Vielleicht ist das ein Teil des alten Musters. Bei Alkohol- und Drogenkonsum entsteht manchmal ein Verhaltensmuster von Bezugspersonen, das man Ko-Abhängigkeit nennt. Es scheint so, als wenn Ko-Abhängige alles dafür tun, die Abhängigkeit zu stabilisieren und erhalten, weil die Konsequenzen des Entzugs für die Beziehung oder sie selbst noch schlimmer wären. Ko-Abhängige handeln also in guter Absicht und machen es doch nur schlimmer.

Könnte es sein, dass auch Sie sich momentan mehr als angemessen mit Ihrer Tochter verbinden, sie stützen und ihr alles recht machen wollen. Sie sind besorgt, dass die Risiken steigen, wenn Sie ihr mehr Freiraum lassen. Zugleich braucht ihre Tochter aber wohlmöglich gerade diesen Raum und dieses Vertrauen ihrer Mutter, dass sie ihr Leben nun aus eigener Kraft in eine gute Richtung weiterentwickeln kann und wird.
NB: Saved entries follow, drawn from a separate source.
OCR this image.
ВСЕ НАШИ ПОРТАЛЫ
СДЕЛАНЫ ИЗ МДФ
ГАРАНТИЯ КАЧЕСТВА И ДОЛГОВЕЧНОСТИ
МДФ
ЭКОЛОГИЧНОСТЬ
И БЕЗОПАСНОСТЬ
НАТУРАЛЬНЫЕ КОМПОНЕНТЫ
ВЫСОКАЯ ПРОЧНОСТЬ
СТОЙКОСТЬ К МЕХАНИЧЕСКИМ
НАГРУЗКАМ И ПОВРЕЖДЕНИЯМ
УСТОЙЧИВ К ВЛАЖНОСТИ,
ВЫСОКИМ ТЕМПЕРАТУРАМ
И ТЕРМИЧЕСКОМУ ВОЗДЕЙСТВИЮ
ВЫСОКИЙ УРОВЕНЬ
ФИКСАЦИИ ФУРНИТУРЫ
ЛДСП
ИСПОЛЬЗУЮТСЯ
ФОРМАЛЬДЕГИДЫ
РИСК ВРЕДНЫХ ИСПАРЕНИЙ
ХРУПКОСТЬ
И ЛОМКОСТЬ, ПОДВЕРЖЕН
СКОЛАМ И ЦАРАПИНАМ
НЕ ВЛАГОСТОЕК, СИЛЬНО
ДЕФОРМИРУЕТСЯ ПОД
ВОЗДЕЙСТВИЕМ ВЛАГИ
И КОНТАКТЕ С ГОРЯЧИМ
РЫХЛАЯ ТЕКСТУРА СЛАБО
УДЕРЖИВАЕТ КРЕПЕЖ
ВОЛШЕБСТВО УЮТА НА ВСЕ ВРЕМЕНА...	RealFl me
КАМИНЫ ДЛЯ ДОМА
Dieser Ablöseprozess ist für Sie wohl schmerzhaft. Verständlich. Wenn Sie merken, dass es Ihnen zu anstrengend wird, könnten Sie sich selbst Hilfe holen, und vielleicht nur für ein paar Stunden therapeutische Unterstützung suchen. Dann könnte darum gehen, dass Sie für sich eine neue Lebensperspektive finden, in der Sie etwas ganz anderes in den Blick nehmen, eine unabhängige Aufgabe oder Beschäftigung, vielleicht die Weiterentwicklung bestehender aber ungenutzter Kompetenzen oder das Anknüpfen an frühere Wünsche oder Ziele. Das könnte auch Vorbildcharakter für Ihre Tochter haben.

Alles Gute
Kai Pinnow
Bewertung durch den Fragensteller:
Ich bin sehr erleichtert und froh über diese Antwort und Aufklärung. Ich weiß nun, in welche Richtung ich gehen muss. Vielen Dank.